After 462 days, the state of emergency that Gov. Baker declared on March 10 in response to the coronavirus will end Tuesday.
As the number of coronavirus cases more than doubled to 92 and the first evidence of community transmission was found in the Berkshires, Baker in March 2020 decided to cut short a vacation in Utah and returned to Massachusetts to declare an emergency and to begin imposing restrictions that would shape life in Massachusetts for more than a year.

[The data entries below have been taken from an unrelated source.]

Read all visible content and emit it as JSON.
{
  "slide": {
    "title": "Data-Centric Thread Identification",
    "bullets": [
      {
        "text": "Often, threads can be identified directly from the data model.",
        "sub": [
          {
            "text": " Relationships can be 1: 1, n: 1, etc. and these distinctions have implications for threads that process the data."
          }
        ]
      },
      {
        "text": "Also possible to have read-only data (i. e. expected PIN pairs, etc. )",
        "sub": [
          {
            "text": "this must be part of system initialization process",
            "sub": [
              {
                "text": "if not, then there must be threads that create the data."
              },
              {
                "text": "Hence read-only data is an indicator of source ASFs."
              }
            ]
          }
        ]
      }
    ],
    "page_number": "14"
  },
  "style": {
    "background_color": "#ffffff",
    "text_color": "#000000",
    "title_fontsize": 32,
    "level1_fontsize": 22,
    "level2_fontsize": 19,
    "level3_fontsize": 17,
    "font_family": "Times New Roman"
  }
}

"There's no question that the efforts to mitigate the spread of this virus will be disruptive," Baker said on March 10, 2020.
Fifteen months later, things are different.
"COVID is mostly over,” Baker said Monday.
Up until that date, the governor and other state officials had said the coronavirus risk in Massachusetts was "low." But between "the Berkshire issue" and the increase to 92 total cases, Baker said he "would have to say the risk is increased" on the day he declared an emergency.
Compared to the 92 cumulative cases at the time the emergency was declared, Massachusetts was averaging just more than 97 new COVID-19 cases each day as of Thursday, though the limits on testing mean that it's likely there were far more cases in March 2020 than was known at the time.
When the state of emergency is gone, it will take with it all of the pandemic policy adjustments put on the books by the governor or lawmakers and tied to the emergency declaration, like remote public meetings, eviction protections, health care flexibilities and to-go cocktails.
"Help us," said Marco Caputo, owner of Mast’ Restaurant in downtown Boston.
Caputo is hoping cocktails-to-go will be here to stay. It's been a source of income during the struggle to survive, and he wants it extended by the state legislature.
"Whatever they can do to improve our revenue, it will be very helpful and be very appreciated," said Caputo.
He'd like to see the caps on food delivery fees levied by companies like DoorDash and UberEats continue, as well.
The Senate on Thursday passed a bill that proposes months-long extensions for a series of measures that would otherwise expire. The House plans to take up its version of the bill, which has not yet been released, on Tuesday, and a spokesperson said this week the House plans to work quickly to get a final bill to the governor.
When he announced in mid-May that the state of emergency would lift on June 15, Baker made clear that the end of government-mandated restrictions does not necessarily mean the end of the public health threat.
"COVID is a little bit like, you know, Michael Myers," he said, referring to the "Halloween" horror film franchise character with a knack for surviving to make it into yet another sequel.